The average weight of the pyramid stones is 2.5 tons, which means that relatively small kites could be employed to move and lift these stones – or large kites could lift more than one stone at a time. Intriguingly, it may show that the “wind method” was thus subject to a learning curve as well: that from the Old Kingdom onwards, the ancient Egyptians perfected their “wind method”, whereby in the time of the New Kingdom, they were able to lift obelisks that weighed several hundreds of tons. Clemmons’ method has one final advantage; the bodies of the slave labour force have not been found; the remains of the giant ramps around the pyramids has equally not been found.

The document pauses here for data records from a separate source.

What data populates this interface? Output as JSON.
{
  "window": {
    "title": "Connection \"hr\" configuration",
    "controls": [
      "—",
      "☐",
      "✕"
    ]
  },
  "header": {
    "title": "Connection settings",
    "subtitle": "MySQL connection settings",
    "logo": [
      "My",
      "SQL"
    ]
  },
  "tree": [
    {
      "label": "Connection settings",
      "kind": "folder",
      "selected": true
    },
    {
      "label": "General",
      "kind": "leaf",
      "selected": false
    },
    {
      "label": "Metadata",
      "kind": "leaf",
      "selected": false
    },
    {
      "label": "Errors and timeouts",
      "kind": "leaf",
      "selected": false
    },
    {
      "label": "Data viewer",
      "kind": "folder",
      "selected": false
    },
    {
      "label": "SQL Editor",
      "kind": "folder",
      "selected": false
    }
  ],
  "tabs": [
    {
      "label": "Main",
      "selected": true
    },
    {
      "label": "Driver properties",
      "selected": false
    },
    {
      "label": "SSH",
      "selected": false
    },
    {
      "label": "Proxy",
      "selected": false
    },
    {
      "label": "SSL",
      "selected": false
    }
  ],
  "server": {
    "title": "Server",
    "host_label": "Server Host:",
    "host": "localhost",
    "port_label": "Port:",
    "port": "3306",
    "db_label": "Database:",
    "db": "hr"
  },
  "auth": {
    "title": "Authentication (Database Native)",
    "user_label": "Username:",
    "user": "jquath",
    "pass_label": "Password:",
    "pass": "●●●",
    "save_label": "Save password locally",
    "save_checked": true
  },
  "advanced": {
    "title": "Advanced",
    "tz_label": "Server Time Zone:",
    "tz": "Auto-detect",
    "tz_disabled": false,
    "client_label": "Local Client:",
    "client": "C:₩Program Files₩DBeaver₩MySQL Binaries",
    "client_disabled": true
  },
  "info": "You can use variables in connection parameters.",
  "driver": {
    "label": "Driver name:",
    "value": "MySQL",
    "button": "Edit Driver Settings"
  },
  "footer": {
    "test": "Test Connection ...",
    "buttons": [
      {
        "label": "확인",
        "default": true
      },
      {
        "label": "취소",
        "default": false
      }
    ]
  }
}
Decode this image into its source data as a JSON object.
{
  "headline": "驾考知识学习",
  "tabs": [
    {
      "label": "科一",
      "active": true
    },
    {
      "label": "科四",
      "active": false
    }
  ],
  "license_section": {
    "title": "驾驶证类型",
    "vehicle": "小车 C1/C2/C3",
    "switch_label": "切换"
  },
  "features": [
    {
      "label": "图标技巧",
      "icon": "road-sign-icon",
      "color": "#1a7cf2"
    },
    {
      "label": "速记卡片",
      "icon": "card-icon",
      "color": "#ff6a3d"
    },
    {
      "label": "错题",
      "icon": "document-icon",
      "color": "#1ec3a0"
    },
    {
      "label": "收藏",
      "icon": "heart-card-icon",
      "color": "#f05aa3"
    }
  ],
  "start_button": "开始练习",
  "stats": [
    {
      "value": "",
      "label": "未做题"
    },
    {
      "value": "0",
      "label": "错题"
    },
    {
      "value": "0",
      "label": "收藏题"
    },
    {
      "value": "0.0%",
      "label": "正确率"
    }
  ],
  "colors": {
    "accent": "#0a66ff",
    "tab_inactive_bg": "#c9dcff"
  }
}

There are, in short, no archaeological traces of a method that should have left traces. But the “wind method” would not leave such traces – and would also be a quick to clean up method once the work is completed.
The next part of the project will most likely involve trying to get Egyptologists involved to back up the team’s working model. It will be a good case to see whether Egyptologists are finally beginning to catch up with true archaeological research, or whether arch-conservatism and navel gazing will continue to be their prime concern.